REFLECTIONS ON HUNGER
For Hassan, fasting has taken on special significance in light of the drought in the Horn of Africa, which has struck her parents' native Somalia, leaving millions with limited access to food or water.
“Somalia is a place where droughts happen with frequency, but this is unprecedented,” Hassan says. “When there’s so much hunger we need to be even more dedicated to our fast during Ramadan to be even more cognizant of what it’s like for many people around the world and act accordingly.”
But Hassan mentioned that some malnourished may continue to fast. She draws a distinction between her observance, which includes minimal physical activity during the day, and that of people who continue strenuous activity—such as working in the fields—while experiencing hunger.
“Building empathy through actual experience for people who go hungry is a beautiful thing about Ramadan,” Hassan says. “Whether you’re a king or a poor person, you observe the same. Having felt that, it’s a lot easier to imagine what it’s like for someone else to understand hunger and thirst.”

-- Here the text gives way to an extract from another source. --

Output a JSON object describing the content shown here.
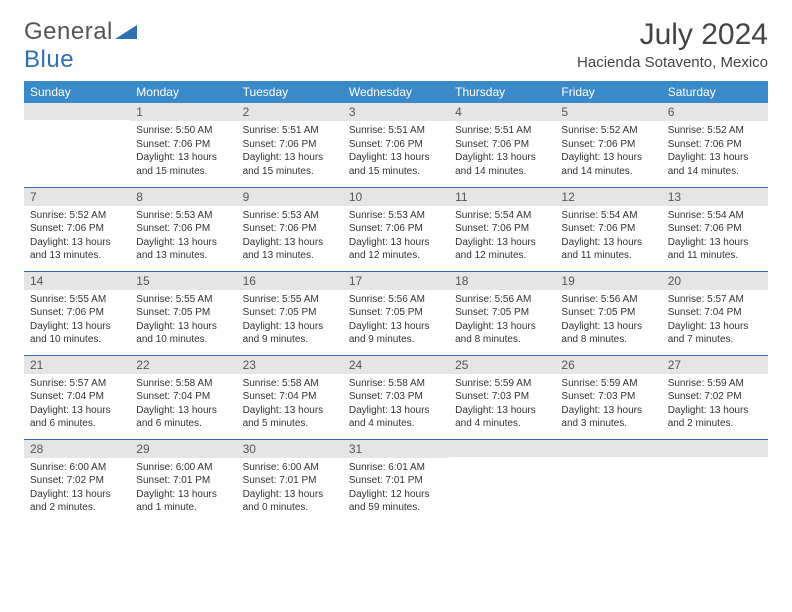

Hassan says that this empathy inspires charitable acts, making Ramadan known as a month of giving. Yasin connects empathy to spirituality, explaining that Ramadan provokes God-consciousness whereby he is reminded of his faith when he feels affected by the fast. He calls fasting “a spiritual refocusing” which facilitates remembrance of the interconnectedness of God in his life.
But hunger is only part of the experience of Ramadan. Iftar—breaking the fast—remains an important element. In Hassan’s family, it includes preparation of almost two hours, after which relatives gather for a countdown as the sun sets.
“We say ‘Three minutes! Two minutes! Time to eat!” she says.
While meals vary, one of Hassan’s favorites includes a rare Somali food, which resembles a donut, accompanied with a mango watermelon salad. The table is set with a cucumber and tomato salad, dates and milk.
“It’s pretty colorful, and I’m pretty thankful,” Hassan says.
FINISHING THE HOLIDAY
For Fall, last year’s Eid—her first in the United States—was strange. In the early morning of the day after Ramadan’s end, she gathered with other students in Roxbury to pray.
“After that I came back and went to class,” Fall says. “This was shocking, because all my life I had Eid as a holiday.”
On Eid this year, Yasin will go to prayers, accompanied with his friends from HIS, but he plans to skip out on the first day of classes. He will visit his family and celebrate in a week or two with HIS members again in the evening for an Eid banquet.
“For Eid, I’ll be home with my family,” says Fall. But after spending half the holiday in her home, she will spend the other half on a plane, coming back to Harvard.